Я мог бы позвонить и из библиотеки – вокруг все равно ни души не было, – однако я всегда относился к "Уайднеру" как к храму, и возмутить его пыльную тишину означало для меня совершить кощунство. Я собрал бумаги и, выйдя из библиотеки, пересек "Трехсотлетний театр", направляясь к "Канадэй-Холлу", уродливому, известному также под названием "Новостройка" общежитию, в котором жил первокурсником. Снег у Научного центра был грязен, утрамбован сотнями ног, я остановился, чтобы понаблюдать за компанией студентов, добавлявших последние штрихи к гигантскому, вылепленному в манере Дали снежному уху. Войдя в Центр, я подышал на ладони, вытащил сотовый и набрал номер. И услышал голос, сообщивший, что номер больше не обслуживается, и предложивший отправить сообщение на один-один-четыре-семь.
Я повторил набор, снова услышал тот же голос и только после третьей попытки сообразил, что произошло: Ясмина отключила мой телефон. То, что ей пришлось оплатить пришедший на мое имя телефонный счет, я сообразил не сразу, понял только одно: она опять нанесла мне удар, ни словом не предупредив, и это меня разъярило. Я едва не запустил телефоном в стену. И, чувствуя, что необходимость найти источник дохода стала еще более настоятельной, начал спускаться в подвал здания, чтобы позвонить оттуда по телефону-автомату.
Голос у нее был немолодой. Вроде бы я уловил акцент, хотя для полной уверенности мне требовалось нечто большее, чем единственное "алло".
– Здравствуйте, я звоню по объявлению в "Кримсон".
– А. И с кем я говорю?
– Меня зовут Джозеф Гейст.
– Рада знакомству, мистер Гейст.
– Спасибо. Как и я, миссис… – Я замолчал, давая ей возможность представиться. Она этого не сделала, и я продолжил: – Я заинтригован. Какого рода собеседник вам требуется?
– Католик. С маленькой "к". Вы могли бы назвать себя так?
– Думаю, да. Впрочем, во избежание недоразумений, я также католик с большой "К".
Она легко рассмеялась.
– Ну, этого я вам в вину ставить не стану.
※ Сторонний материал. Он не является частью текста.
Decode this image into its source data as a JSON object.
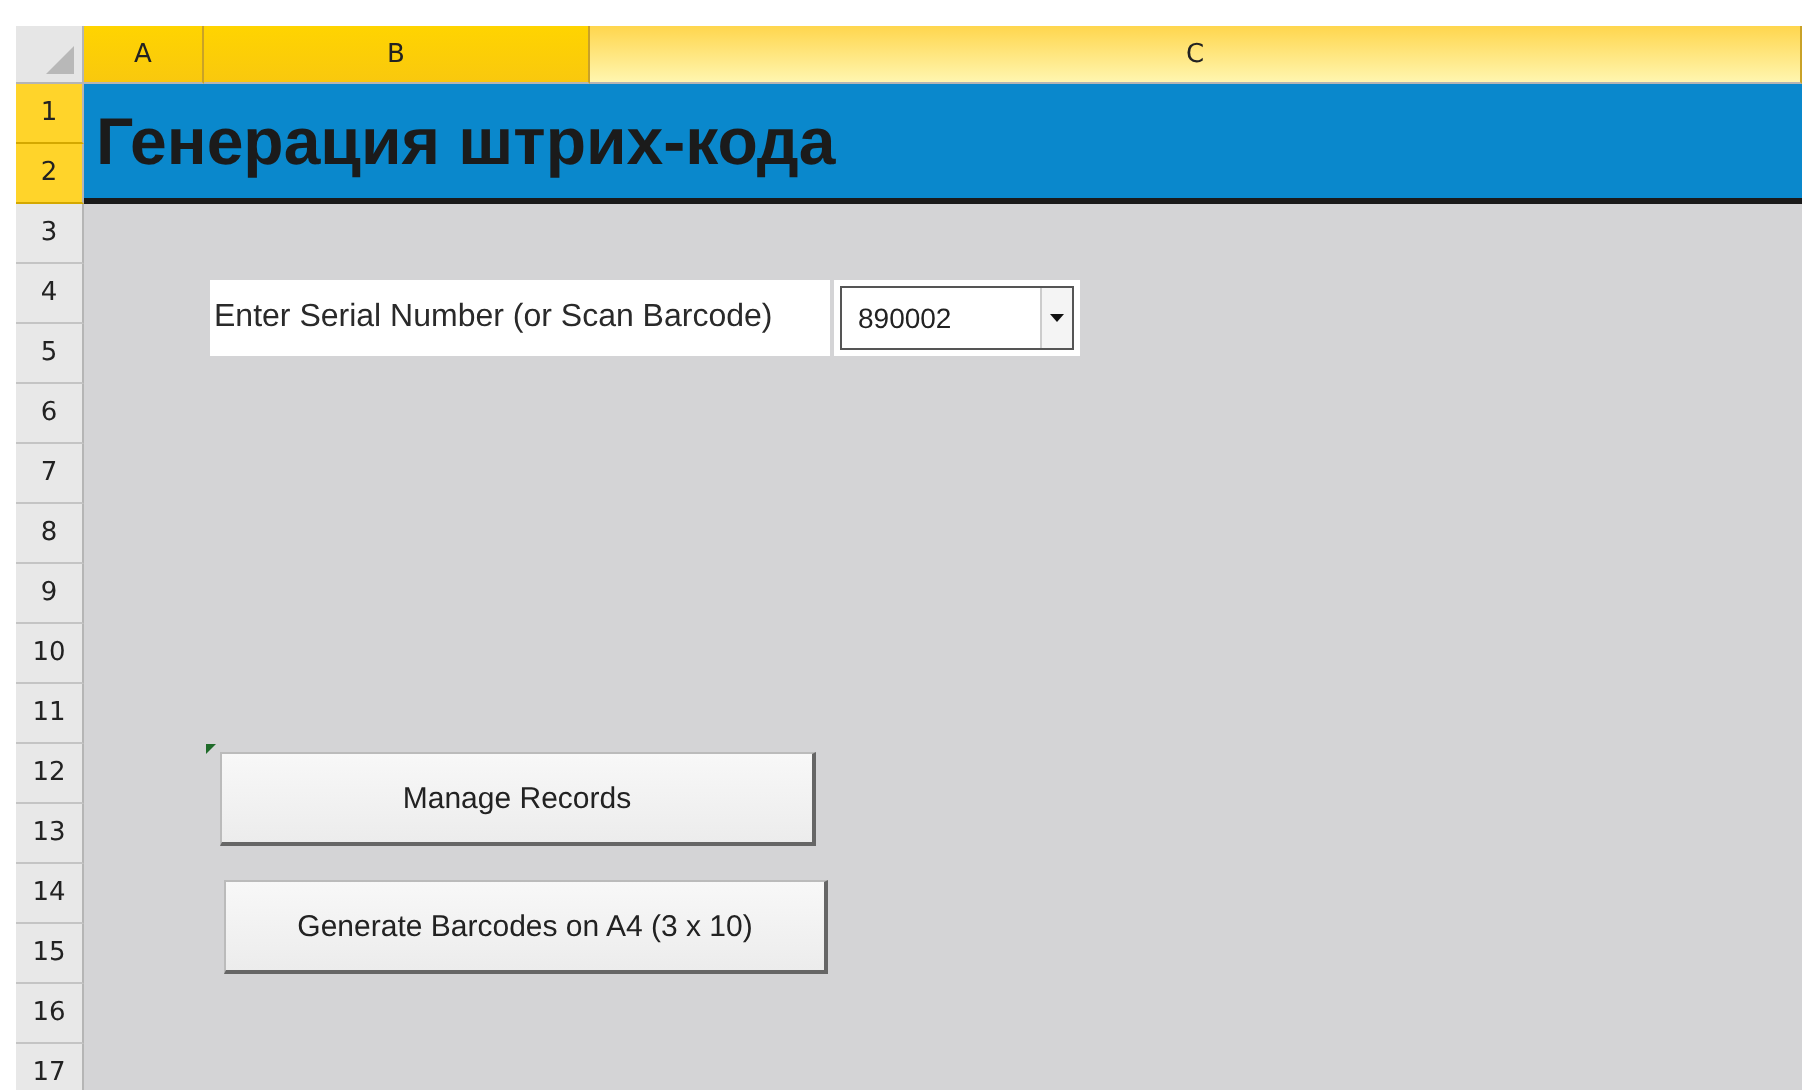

Я решил, что она немка, хотя ее интонации разительно отличались от тех, что я слышал в Берлине. Возможно, родом из сельской местности или какого-то другого города.
– Я больше не бываю в храме, раз уж мы заговорили об этом.
– А, католик, отпавший от Церкви. Это мне даже больше по вкусу.
– Рад, что угодил.
– Итак, мистер Гейст, отпавший от Церкви католик. Вы, я полагаю, учитесь в Гарварде?
Объяснение истинного моего статуса заняло бы слишком долгое время, поэтому я ответил, не покривив, впрочем, душой:
– В аспирантуре.
– Да? И каков ваш предмет?
– Философия.
Очень короткая пауза.
– Вот как. Весьма интересно, мистер Гейст, весьма. Но философия какого именно рода?
Я испытал искушение подать себя в самом выгодном свете, однако решил подвигаться вперед с осторожностью.
– Католического, – сказал я. – С маленькой "к".
Еще один смешок.
– Возможно, мне следовало спросить вместо этого, кто ваш любимый философ.
Конечно, предугадать ее вкусы я не мог и потому избрал ответ, способный и позабавить ее, и возбудить любопытство: "Я сам, разумеется". Но сказал лишь: "Ich, natürlich".
– Да ладно вам.
Однако я услышал: она улыбается.
– Я была бы рада встретиться с вами, мистер Гейст. Вы свободны в три?
– В три – сегодня?
– Да, сегодня в три пополудни.
Я едва не сказал, что нет, занят. Не хотел показаться ей слишком нуждающимся в работе.
– С удовольствием встречусь с вами.
– Очень хорошо. Запишите, пожалуйста, адрес.
Я записал его.
– Спасибо.
– Danke schön, Herr Geist.
Стоя у телефона с трубкой в руке, я вдруг сообразил, что мы не договорились ни о каких условиях. Я не спросил, сколь долгие беседы ей требуются и о чем. Да и про деньги ни слова сказано не было, так что я не выяснил, сколько она собирается мне платить и собирается ли вообще. Я даже имени ее не узнал. В целом наша договоренность выглядела до невероятия странной, и я погадал, не попался ли я все-таки на удочку мошенницы. Если судить по голосу, женщина она безвредная, но…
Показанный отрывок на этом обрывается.